Inevitable Fate [Indonesia]

Mata-Mata



Mata-Mata

0Runa baru saja mulai diajak mengobrol oleh Zuko yang mendatangi ruangan Itachi pagi itu ketika dia mendapatkan panggilan dari ruangan lain mengenai pekerjaan.     
0

Namun, mendadak saja, tangan Zuko merenggut pergelangan tangan gadis itu dan menghentikannya.     

"No-Nona Runa! Nona Runa!" Tangan Zuko lekas menahan pergelangan tangan Runa sebelum gadis itu benar-benar melangkah pergi. Ketika Runa berhenti, ia berkata, "A-aku … aku menyukai Nona! Bisakah kita ber-berpacaran?"     

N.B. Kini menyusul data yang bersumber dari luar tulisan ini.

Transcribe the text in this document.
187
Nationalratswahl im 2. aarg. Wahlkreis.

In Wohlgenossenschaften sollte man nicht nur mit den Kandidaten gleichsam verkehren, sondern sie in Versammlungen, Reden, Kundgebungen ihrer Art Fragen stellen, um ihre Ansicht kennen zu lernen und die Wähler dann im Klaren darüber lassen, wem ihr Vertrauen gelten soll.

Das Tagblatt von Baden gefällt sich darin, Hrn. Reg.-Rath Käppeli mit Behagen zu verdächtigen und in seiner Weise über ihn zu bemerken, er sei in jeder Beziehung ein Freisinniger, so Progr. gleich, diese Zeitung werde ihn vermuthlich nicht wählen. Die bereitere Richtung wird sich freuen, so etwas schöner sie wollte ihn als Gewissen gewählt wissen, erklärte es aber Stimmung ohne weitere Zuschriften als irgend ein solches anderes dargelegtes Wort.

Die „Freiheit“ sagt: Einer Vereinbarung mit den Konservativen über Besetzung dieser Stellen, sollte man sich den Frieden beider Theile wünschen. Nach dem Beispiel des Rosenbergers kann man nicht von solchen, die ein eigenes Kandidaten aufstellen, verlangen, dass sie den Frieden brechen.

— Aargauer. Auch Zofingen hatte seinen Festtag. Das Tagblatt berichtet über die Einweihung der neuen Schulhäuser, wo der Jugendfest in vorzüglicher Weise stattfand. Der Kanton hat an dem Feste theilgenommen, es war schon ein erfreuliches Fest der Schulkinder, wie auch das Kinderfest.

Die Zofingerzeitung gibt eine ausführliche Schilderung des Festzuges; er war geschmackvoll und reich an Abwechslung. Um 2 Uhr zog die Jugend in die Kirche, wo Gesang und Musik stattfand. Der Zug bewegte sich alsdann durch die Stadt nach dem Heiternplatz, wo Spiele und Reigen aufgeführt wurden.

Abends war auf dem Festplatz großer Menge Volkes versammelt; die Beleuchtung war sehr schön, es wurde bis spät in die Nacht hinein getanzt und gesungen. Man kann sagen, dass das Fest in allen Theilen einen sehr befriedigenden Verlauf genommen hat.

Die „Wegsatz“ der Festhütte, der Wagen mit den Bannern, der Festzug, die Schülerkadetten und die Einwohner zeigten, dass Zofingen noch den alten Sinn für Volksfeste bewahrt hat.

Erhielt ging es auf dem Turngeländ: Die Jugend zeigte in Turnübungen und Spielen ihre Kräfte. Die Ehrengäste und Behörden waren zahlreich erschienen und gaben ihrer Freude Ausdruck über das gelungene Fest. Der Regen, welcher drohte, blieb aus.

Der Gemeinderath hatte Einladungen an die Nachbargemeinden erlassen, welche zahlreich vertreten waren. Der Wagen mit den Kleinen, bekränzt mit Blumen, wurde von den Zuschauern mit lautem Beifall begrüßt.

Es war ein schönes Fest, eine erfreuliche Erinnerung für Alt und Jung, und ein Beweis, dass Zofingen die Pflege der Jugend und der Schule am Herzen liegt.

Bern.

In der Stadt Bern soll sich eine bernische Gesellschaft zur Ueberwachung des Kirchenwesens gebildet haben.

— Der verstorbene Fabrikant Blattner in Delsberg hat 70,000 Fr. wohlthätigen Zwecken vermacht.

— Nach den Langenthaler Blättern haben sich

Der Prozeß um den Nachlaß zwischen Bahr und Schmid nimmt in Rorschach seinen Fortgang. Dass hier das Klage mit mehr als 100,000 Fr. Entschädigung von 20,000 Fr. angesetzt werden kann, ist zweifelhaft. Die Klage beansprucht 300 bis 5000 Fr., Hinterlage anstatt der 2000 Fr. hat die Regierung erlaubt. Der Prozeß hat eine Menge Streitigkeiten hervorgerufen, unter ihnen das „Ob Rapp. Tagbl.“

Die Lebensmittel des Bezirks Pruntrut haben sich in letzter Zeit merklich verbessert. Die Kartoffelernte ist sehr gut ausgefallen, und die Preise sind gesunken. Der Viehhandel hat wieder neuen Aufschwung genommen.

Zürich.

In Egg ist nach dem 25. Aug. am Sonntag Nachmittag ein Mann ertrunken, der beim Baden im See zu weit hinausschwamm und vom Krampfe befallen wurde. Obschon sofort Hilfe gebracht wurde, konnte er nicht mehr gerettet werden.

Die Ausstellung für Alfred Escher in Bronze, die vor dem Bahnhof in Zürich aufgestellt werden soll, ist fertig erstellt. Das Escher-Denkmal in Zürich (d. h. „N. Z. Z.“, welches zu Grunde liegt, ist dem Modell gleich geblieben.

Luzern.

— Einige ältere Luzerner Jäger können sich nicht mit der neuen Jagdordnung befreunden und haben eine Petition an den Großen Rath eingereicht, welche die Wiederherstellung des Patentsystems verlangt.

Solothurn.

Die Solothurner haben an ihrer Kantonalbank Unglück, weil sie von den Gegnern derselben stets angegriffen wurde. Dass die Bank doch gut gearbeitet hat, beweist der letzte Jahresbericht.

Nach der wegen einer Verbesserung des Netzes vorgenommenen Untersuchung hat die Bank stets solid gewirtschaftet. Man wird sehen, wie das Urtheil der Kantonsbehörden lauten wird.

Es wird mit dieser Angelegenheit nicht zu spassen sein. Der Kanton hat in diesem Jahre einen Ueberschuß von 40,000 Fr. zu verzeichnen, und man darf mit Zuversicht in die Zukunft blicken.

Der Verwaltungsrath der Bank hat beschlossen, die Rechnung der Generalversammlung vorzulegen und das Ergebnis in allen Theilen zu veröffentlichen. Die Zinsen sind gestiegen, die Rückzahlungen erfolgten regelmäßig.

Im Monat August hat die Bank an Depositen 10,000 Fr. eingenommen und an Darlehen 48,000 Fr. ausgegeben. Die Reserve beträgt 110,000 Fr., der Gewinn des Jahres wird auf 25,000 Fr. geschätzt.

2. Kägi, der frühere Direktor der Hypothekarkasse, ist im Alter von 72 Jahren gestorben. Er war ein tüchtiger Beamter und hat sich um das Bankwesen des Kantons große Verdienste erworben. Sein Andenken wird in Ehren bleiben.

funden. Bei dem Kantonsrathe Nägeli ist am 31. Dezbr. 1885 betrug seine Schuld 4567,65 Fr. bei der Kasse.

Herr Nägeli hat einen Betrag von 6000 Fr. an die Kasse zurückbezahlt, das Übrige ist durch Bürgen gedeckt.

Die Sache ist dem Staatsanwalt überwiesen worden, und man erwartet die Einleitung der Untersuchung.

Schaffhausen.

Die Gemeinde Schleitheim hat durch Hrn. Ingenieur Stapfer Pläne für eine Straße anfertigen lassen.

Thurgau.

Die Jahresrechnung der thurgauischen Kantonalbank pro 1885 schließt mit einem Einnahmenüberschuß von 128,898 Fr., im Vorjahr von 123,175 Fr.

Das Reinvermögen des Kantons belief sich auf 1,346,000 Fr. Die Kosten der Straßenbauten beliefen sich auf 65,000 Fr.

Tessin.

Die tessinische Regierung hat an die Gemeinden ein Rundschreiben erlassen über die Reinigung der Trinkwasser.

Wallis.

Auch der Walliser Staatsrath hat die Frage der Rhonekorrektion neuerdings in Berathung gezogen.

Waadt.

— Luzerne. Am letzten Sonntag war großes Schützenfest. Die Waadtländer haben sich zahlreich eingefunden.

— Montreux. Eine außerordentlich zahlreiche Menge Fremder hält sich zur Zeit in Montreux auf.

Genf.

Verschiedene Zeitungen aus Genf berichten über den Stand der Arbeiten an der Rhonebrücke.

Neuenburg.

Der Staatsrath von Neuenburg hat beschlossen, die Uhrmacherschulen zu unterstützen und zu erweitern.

Mata Runa membeku sesaat ketika mendengar apa yang dilantunkan mulut Zuko. Ia melongo beberapa detik sebelum kemudian dia tersadar kembali dan berkata, "Tunggu sebentar, Pak. Aku sedang ditunggu Bu Kamasuba di ruangannya."     

Kemudian, Zuko harus rela melihat Runa keluar dari ruangan itu dan dia pun duduk kembali di sofa dengan kepala diremas-remas kedua tangan, nampak putus asa.     

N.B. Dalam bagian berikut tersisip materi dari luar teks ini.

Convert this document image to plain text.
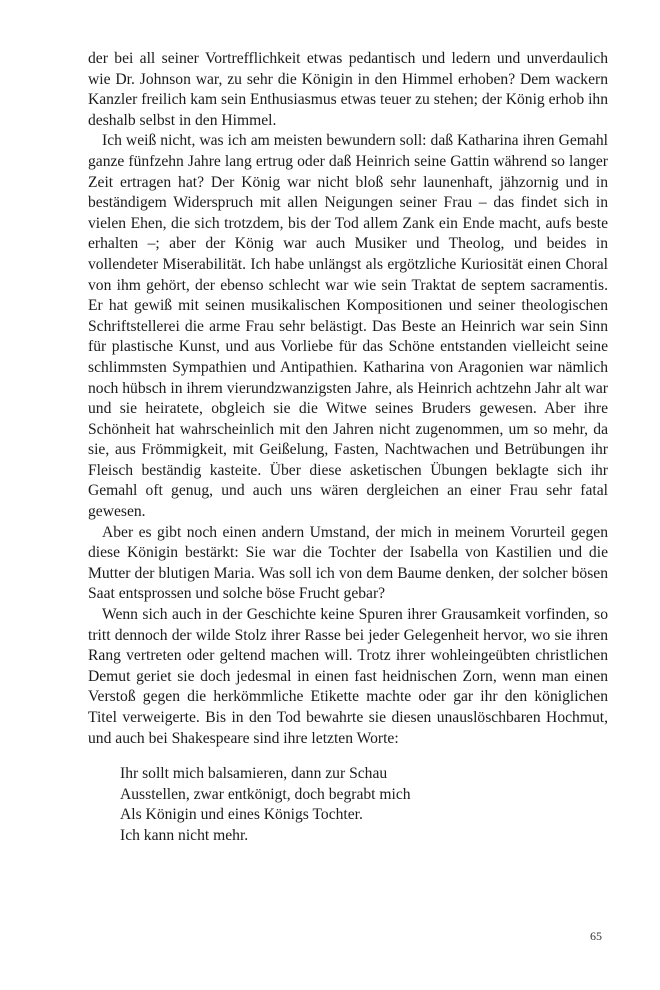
der bei all seiner Vortrefflichkeit etwas pedantisch und ledern und unverdaulich wie Dr. Johnson war, zu sehr die Königin in den Himmel erhoben? Dem wackern Kanzler freilich kam sein Enthusiasmus etwas teuer zu stehen; der König erhob ihn deshalb selbst in den Himmel.

Ich weiß nicht, was ich am meisten bewundern soll: daß Katharina ihren Gemahl ganze fünfzehn Jahre lang ertrug oder daß Heinrich seine Gattin während so langer Zeit ertragen hat? Der König war nicht bloß sehr launenhaft, jähzornig und in beständigem Widerspruch mit allen Neigungen seiner Frau – das findet sich in vielen Ehen, die sich trotzdem, bis der Tod allem Zank ein Ende macht, aufs beste erhalten –; aber der König war auch Musiker und Theolog, und beides in vollendeter Miserabilität. Ich habe unlängst als ergötzliche Kuriosität einen Choral von ihm gehört, der ebenso schlecht war wie sein Traktat de septem sacramentis. Er hat gewiß mit seinen musikalischen Kompositionen und seiner theologischen Schriftstellerei die arme Frau sehr belästigt. Das Beste an Heinrich war sein Sinn für plastische Kunst, und aus Vorliebe für das Schöne entstanden vielleicht seine schlimmsten Sympathien und Antipathien. Katharina von Aragonien war nämlich noch hübsch in ihrem vierundzwanzigsten Jahre, als Heinrich achtzehn Jahr alt war und sie heiratete, obgleich sie die Witwe seines Bruders gewesen. Aber ihre Schönheit hat wahrscheinlich mit den Jahren nicht zugenommen, um so mehr, da sie, aus Frömmigkeit, mit Geißelung, Fasten, Nachtwachen und Betrübungen ihr Fleisch beständig kasteite. Über diese asketischen Übungen beklagte sich ihr Gemahl oft genug, und auch uns wären dergleichen an einer Frau sehr fatal gewesen.

Aber es gibt noch einen andern Umstand, der mich in meinem Vorurteil gegen diese Königin bestärkt: Sie war die Tochter der Isabella von Kastilien und die Mutter der blutigen Maria. Was soll ich von dem Baume denken, der solcher bösen Saat entsprossen und solche böse Frucht gebar?

Wenn sich auch in der Geschichte keine Spuren ihrer Grausamkeit vorfinden, so tritt dennoch der wilde Stolz ihrer Rasse bei jeder Gelegenheit hervor, wo sie ihren Rang vertreten oder geltend machen will. Trotz ihrer wohleingeübten christlichen Demut geriet sie doch jedesmal in einen fast heidnischen Zorn, wenn man einen Verstoß gegen die herkömmliche Etikette machte oder gar ihr den königlichen Titel verweigerte. Bis in den Tod bewahrte sie diesen unauslöschbaren Hochmut, und auch bei Shakespeare sind ihre letzten Worte:

Ihr sollt mich balsamieren, dann zur Schau
Ausstellen, zwar entkönigt, doch begrabt mich
Als Königin und eines Königs Tochter.
Ich kann nicht mehr.
65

Apakah dia begitu amatir, hingga pengungkapan cintanya saja seolah tidak terlalu ditanggap serius oleh Runa? Apakah dia begitu tidak menggetarkan? Apa dia sepayah ini?     

Jika di dorama-dorama ataupun drakor, adegan pemeran utama lelaki menyatakan cinta akan membuat pemeran wanitanya membeku dan mereka akan saling bertatapan, lalu berciuman.     

Ahh! Memang semua drama itu hanya menipu! Atau … dia saja yang payah dan kurang keren?     

Zuko berdiri dan mematut bayangan dirinya di kaca besar yang mengelilingi ruangan itu, mencari yang tidak ditutupi gorden. Sepertinya dia tidak seburuk itu, ya kan? Penampilan dia tentunya masih sanggup menggetarkan para gadis, benar kan?     

Atau itu hanya pikiran di kepalanya saja?     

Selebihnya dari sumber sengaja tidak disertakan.